On May 6, a leading proxy advisory group, RiskMetrics Group, recommended shareholders vote for Jonathan Dash, one of three dissident nominees for board seats, saying, "Given the performance issues at Denny's...dissidents have made a reasonable case for change."

RiskMetrics did not recommend that Mr. Marchioli be removed from the board. And Denny's management received support from two other such advisory services, Glass Lewis and Proxy Governance.

In an interview, Denny's Chairwoman Debra Smithart-Oglesby disputes Barron's assessment of dissident support, but declines to give an estimate, saying she's "confident" shareholders back management.

In the same interview, Mr. Marchioli says Denny's is moving to a "long-term value strategy" to win back blue-collar customers. He adds that the company has paid down some 50% of its debt—which stands at $279 million—since 2005.

Denny's contends the dissidents are attempting to take control without paying a premium for the stock, and notes that the shares have outpaced peers in the nine years since Mr. Marchioli's arrival in 2001.

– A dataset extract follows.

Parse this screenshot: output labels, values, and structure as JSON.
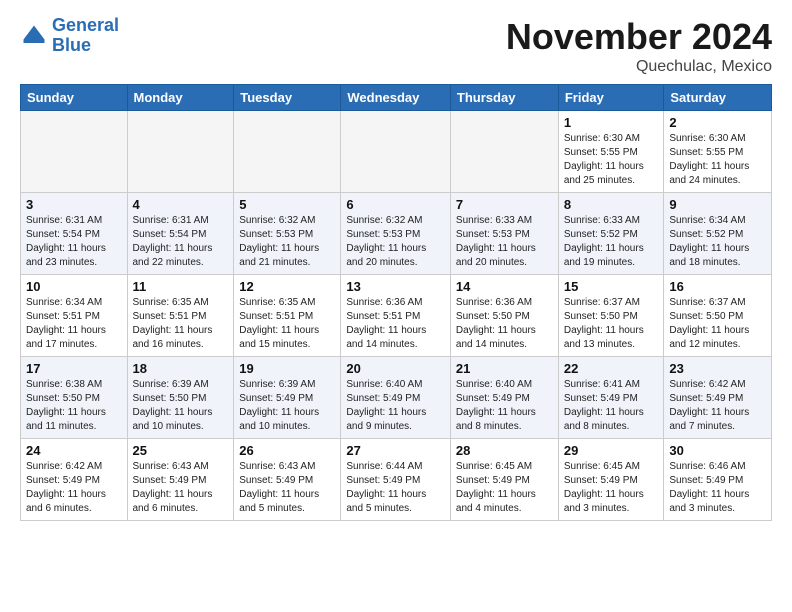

Last week, Denny's reported first-quarter profits of five cents a share, topping the four cents earned a year earlier. But same-store sales fell by about 6% and guest traffic fell again as well.

Should the dissidents win two or three board seats, the company's strategy is likely to change—probably for the better. If they don't get any, pressure on management could peter out. However, a dissident victory of just one seat could result in an extended boardroom tussle, not good for franchisees, management or shareholders.